Bienen unterscheiden sich grob (Apidologen mögen es mir nachsehen) in Honig- und Wildbienen. Die staatenbildenden Honigbienen sind wenig aggressiv und haben nicht wirklich Interesse an einer Auseinandersetzung mit Menschen. Sie verteidigen aber in der Not durchaus ihre Nester oder ihr Leben. Wildbienen leben meist einzelgängerisch und sind ebenfalls eher friedliebend. Während Honigbienen aber durchaus ihren Stachel in unserer Haut versenken können, haben die meisten Wildbienen damit ein Problem. Selbst im Verteidigungsfall durchdringt ihr Stachel in der Regel nicht unsere Haut, die schlichtweg zu dick für den Stechapparat ist.

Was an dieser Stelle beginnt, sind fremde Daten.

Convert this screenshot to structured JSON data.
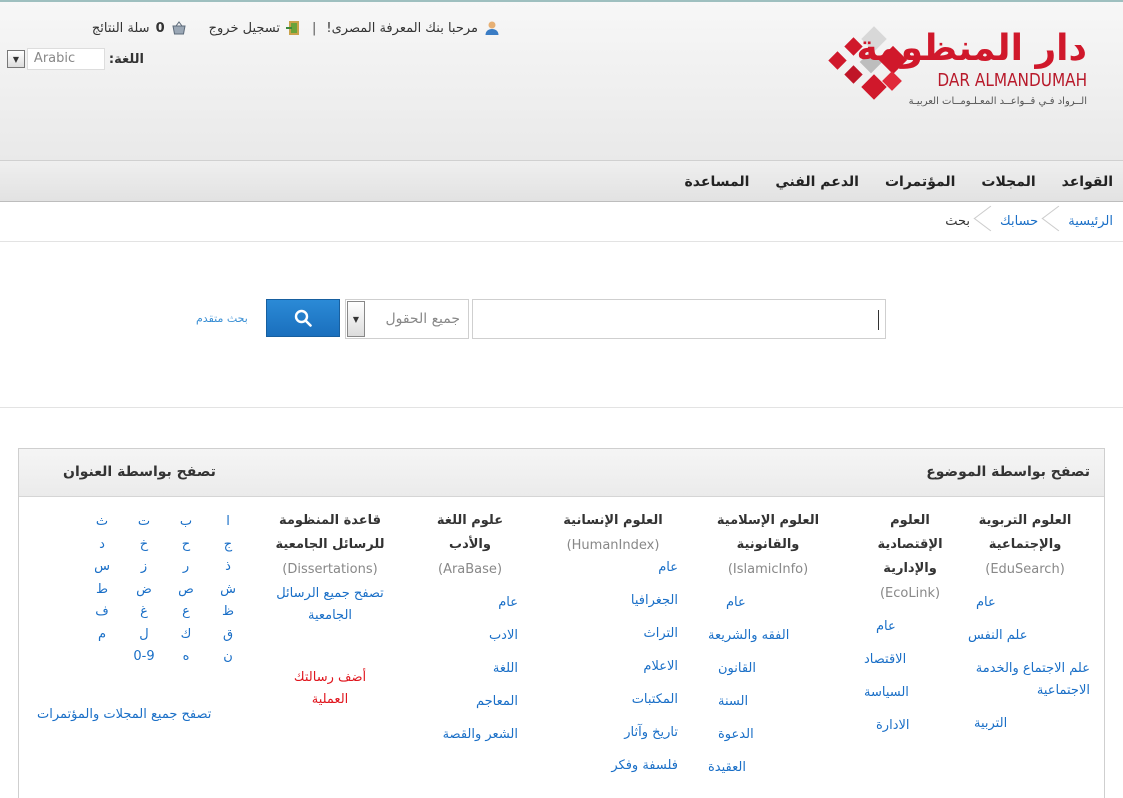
{
  "header": {
    "logo_ar": "دار المنظومة",
    "logo_en": "DAR ALMANDUMAH",
    "logo_tagline": "الــرواد فـي قــواعــد المعـلـومــات العربيـة",
    "welcome": "مرحبا بنك المعرفة المصرى!",
    "logout": "تسجيل خروج",
    "cart_count": "0",
    "cart_label": "سلة النتائج",
    "language_label": "اللغة:",
    "language_value": "Arabic"
  },
  "nav": {
    "items": [
      "القواعد",
      "المجلات",
      "المؤتمرات",
      "الدعم الفني",
      "المساعدة"
    ]
  },
  "breadcrumb": {
    "items": [
      "الرئيسية",
      "حسابك",
      "بحث"
    ]
  },
  "search": {
    "query": "",
    "field_value": "جميع الحقول",
    "advanced_label": "بحث متقدم"
  },
  "browse": {
    "by_subject": "تصفح بواسطة الموضوع",
    "by_title": "تصفح بواسطة العنوان",
    "columns": [
      {
        "title": "العلوم التربوية والإجتماعية",
        "sub": "(EduSearch)",
        "links": [
          "عام",
          "علم النفس",
          "علم الاجتماع والخدمة الاجتماعية",
          "التربية"
        ]
      },
      {
        "title": "العلوم الإقتصادية والإدارية",
        "sub": "(EcoLink)",
        "links": [
          "عام",
          "الاقتصاد",
          "السياسة",
          "الادارة"
        ]
      },
      {
        "title": "العلوم الإسلامية والقانونية",
        "sub": "(IslamicInfo)",
        "links": [
          "عام",
          "الفقه والشريعة",
          "القانون",
          "السنة",
          "الدعوة",
          "العقيدة"
        ]
      },
      {
        "title": "العلوم الإنسانية",
        "sub": "(HumanIndex)",
        "links": [
          "عام",
          "الجغرافيا",
          "التراث",
          "الاعلام",
          "المكتبات",
          "تاريخ وآثار",
          "فلسفة وفكر"
        ]
      },
      {
        "title": "علوم اللغة والأدب",
        "sub": "(AraBase)",
        "links": [
          "عام",
          "الادب",
          "اللغة",
          "المعاجم",
          "الشعر والقصة"
        ]
      },
      {
        "title": "قاعدة المنظومة للرسائل الجامعية",
        "sub": "(Dissertations)",
        "links": [
          "تصفح جميع الرسائل الجامعية"
        ],
        "red_link": "أضف رسالتك العملية"
      }
    ],
    "alphabet": [
      "ا",
      "ب",
      "ت",
      "ث",
      "ج",
      "ح",
      "خ",
      "د",
      "ذ",
      "ر",
      "ز",
      "س",
      "ش",
      "ص",
      "ض",
      "ط",
      "ظ",
      "ع",
      "غ",
      "ف",
      "ق",
      "ك",
      "ل",
      "م",
      "ن",
      "ه",
      "0-9"
    ],
    "browse_all": "تصفح جميع المجلات والمؤتمرات"
  },
  "colors": {
    "brand_red": "#d0182b",
    "link_blue": "#1a6fc7",
    "button_blue": "#1f7ac8",
    "alert_red": "#e0161e"
  }
}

Wespen hängt der negative Ruf an, dass sie aggressiv sind und nur aus Spaß stechen. Deshalb möchte ich hier in aller Klarheit sagen: Das ist falsch. Viele Menschen sind der Ansicht, dass sich Wespen schon durch unsere pure Existenz bedroht fühlen und deswegen quasi immer im Verteidigungsmodus sind. Das stimmt einfach nicht. Allerdings mögen einige Wespenarten Kuchen und andere Speisen, die uns auch schmecken, weswegen sie beim Nachmittagstee oder Grillabend enorm lästig sein können. Hektisches Schlagen und Vertreiben kann sie dann in die Verteidigung zwingen und Stechen ist ihr Mittel der Wahl. Ebenso verteidigen Wespen voller Inbrunst ihr Zuhause und stechen zu, wenn es ihnen notwendig erscheint.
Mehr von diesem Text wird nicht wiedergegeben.